Constructing Roads

Time Limit: 2000/1000 MS (Java/Others)    Memory Limit: 65536/32768 K (Java/Others)
Total Submission(s): 17353    Accepted Submission(s): 6600

Problem Description There are N villages, which are numbered from 1 to N, and you should build some roads such that every two villages can connect to each other. We say two village A and B are connected, if and only if there is a road between A and B, or there exists a village C such that there is a road between A and C, and C and B are connected.

We know that there are already some roads between some villages and your job is the build some roads such that all the villages are connect and the length of all the roads built is minimum.

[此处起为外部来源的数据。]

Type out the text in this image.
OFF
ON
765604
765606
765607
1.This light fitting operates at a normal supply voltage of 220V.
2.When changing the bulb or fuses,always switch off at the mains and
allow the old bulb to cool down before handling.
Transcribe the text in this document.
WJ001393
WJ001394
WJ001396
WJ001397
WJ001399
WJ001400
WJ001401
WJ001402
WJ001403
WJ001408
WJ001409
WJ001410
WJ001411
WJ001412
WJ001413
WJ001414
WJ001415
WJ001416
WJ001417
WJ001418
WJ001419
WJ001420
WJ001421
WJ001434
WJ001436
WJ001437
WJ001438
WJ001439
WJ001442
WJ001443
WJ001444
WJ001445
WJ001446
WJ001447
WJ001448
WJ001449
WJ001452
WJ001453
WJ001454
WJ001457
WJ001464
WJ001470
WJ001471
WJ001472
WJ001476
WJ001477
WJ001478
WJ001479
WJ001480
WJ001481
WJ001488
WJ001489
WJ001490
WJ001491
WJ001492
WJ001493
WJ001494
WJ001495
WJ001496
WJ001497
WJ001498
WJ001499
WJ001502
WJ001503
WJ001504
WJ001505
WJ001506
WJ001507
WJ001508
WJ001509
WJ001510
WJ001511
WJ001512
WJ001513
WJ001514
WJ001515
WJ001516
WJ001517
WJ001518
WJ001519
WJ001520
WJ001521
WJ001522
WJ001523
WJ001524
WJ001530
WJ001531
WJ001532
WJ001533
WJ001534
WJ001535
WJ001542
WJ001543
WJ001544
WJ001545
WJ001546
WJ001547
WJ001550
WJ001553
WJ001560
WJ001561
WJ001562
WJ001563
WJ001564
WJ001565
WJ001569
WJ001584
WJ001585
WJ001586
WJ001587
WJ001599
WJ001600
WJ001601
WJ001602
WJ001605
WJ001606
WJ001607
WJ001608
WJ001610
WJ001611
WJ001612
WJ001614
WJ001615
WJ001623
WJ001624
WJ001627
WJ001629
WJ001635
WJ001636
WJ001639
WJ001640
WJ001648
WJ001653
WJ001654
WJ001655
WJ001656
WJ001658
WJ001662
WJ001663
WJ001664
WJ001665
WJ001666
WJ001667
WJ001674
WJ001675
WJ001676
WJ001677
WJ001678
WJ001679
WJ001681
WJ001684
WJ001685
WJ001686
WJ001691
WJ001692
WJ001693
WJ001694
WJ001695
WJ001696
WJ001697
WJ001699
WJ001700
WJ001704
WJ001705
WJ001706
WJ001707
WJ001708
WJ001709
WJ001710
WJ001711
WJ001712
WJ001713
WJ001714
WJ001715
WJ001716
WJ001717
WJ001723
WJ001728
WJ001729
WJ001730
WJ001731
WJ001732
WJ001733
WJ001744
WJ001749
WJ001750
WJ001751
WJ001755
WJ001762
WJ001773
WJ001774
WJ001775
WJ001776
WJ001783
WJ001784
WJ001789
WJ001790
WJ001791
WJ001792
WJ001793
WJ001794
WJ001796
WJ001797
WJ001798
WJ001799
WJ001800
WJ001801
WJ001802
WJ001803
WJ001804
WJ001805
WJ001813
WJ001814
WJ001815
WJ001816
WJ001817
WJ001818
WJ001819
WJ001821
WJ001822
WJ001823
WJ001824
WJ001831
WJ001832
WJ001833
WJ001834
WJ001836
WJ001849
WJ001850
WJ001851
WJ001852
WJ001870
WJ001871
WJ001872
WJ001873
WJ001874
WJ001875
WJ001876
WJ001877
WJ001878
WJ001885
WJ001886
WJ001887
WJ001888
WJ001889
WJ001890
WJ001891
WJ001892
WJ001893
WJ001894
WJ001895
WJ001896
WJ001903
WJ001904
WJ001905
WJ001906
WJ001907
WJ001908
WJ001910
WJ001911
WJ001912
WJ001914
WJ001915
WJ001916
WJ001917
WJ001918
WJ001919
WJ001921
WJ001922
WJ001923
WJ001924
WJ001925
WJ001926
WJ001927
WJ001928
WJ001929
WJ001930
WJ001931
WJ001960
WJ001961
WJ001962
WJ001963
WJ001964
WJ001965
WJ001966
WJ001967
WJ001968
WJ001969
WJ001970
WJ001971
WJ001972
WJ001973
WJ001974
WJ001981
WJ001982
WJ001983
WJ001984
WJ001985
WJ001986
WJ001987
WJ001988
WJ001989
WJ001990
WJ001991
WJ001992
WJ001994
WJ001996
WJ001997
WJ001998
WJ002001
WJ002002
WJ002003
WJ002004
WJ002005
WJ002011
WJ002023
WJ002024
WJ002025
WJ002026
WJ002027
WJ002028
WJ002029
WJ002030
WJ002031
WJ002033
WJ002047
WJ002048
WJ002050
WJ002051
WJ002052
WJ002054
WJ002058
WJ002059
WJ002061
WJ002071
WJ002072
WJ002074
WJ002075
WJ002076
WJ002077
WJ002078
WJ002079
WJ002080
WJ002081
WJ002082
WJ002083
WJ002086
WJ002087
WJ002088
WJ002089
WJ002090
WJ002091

Input The first line is an integer N (3 <= N <= 100), which is the number of villages. Then come N lines, the i-th of which contains N integers, and the j-th of these N integers is the distance (the distance should be an integer within [1, 1000]) between village i and village j.

Then there is an integer Q (0 <= Q <= N * (N + 1) / 2). Then come Q lines, each line contains two integers a and b (1 <= a < b <= N), which means the road between village a and village b has been built.

Output You should output a line contains an integer, which is the length of all the roads to be built such that all the villages are connected, and this value is minimum.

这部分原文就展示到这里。